The Socratic Problem

#problem #communication


Socrates never wrote anything down. Everything we know about his philosophy comes through his student Plato's writings.

This creates what historians call =="the Socratic problem": How do we know what Socrates actually believed versus what Plato put in his mouth?==

The philosopher David Deutsch points out that we habitually underestimate how difficult communication really is. "The communication of new ideas—even mundane ones like directions—depends on guesswork on the part of both the recipient and the communicator, and is inherently fallible," he writes.

Intelligence doesn't protect against misunderstanding. Neither does devotion. "The default assumption should be that misunderstandings are ubiquitous and that neither intelligence nor the intention to be accurate is any guarantee against them." The young Plato, despite being brilliant and worshipping Socrates, may have gotten everything wrong. Or perhaps the older Plato gradually understood better.
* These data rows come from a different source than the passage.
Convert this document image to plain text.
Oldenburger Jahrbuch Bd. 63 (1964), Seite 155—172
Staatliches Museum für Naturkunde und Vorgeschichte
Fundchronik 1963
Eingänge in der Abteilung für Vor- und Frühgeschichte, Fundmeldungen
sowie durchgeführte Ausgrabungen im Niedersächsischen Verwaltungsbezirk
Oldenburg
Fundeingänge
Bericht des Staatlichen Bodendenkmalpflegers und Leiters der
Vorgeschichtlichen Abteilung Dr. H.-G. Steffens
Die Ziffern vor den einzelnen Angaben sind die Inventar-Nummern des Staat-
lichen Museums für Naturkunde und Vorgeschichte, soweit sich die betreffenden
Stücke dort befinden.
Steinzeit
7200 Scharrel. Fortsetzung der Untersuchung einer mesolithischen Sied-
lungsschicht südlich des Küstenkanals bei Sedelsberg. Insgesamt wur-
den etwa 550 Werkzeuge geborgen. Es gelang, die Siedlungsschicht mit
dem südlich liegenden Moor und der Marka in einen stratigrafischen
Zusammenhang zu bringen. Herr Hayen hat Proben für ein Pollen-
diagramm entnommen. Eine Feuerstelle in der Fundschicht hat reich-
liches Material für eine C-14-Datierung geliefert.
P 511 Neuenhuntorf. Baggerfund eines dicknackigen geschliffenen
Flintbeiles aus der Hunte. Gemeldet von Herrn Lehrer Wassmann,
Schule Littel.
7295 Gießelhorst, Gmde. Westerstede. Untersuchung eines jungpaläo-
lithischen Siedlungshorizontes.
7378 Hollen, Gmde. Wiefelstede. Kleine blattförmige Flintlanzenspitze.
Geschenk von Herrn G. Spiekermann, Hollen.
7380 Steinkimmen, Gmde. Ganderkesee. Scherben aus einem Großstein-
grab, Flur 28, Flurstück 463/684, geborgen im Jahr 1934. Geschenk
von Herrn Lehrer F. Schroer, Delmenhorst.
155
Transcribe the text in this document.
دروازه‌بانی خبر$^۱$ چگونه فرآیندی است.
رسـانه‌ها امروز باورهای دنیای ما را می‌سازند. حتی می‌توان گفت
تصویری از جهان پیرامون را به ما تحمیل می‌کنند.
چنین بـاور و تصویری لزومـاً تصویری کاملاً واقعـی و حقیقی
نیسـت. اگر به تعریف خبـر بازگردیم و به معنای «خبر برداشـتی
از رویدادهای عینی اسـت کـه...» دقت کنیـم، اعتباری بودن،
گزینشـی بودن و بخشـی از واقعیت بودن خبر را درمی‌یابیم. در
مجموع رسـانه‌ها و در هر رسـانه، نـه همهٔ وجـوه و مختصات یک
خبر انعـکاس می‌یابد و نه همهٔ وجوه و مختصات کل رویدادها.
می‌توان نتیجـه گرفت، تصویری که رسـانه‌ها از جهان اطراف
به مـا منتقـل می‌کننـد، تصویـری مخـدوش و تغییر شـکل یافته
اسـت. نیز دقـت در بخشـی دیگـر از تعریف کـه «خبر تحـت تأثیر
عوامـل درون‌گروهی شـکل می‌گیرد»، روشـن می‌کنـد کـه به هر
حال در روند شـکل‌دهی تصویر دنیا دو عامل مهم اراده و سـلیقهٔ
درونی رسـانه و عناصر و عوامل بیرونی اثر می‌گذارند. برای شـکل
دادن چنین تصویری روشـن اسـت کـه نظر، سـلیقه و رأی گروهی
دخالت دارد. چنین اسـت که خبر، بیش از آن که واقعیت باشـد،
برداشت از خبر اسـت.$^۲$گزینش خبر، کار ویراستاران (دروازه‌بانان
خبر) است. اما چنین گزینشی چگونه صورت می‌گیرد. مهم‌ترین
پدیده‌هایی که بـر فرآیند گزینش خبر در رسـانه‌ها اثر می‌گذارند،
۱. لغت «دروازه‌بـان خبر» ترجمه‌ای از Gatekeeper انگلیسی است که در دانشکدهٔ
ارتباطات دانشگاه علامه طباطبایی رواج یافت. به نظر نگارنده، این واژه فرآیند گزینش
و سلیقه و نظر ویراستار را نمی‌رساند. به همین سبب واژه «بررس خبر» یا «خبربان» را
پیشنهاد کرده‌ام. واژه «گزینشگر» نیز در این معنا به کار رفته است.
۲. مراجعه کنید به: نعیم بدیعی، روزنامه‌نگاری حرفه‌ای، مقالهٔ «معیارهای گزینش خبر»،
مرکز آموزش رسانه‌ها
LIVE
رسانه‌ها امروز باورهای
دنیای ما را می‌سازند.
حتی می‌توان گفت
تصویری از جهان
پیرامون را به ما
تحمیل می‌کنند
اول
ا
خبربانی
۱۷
Or maybe he slipped further into error over time. "Evidence, argument and explanation are needed to distinguish between these and many other possibilities," Deutsch writes. "Objective knowledge, though attainable, is hard to attain."

The problem doesn't disappear with written words. There's a Socratic problem with Plato himself, and even with living philosophers. What did they mean? What problem were they solving? These aren't philosophical questions—they're historical ones. Yet philosophers spend enormous time on them, reading original texts and commentaries, trying to understand what was actually in someone else's mind.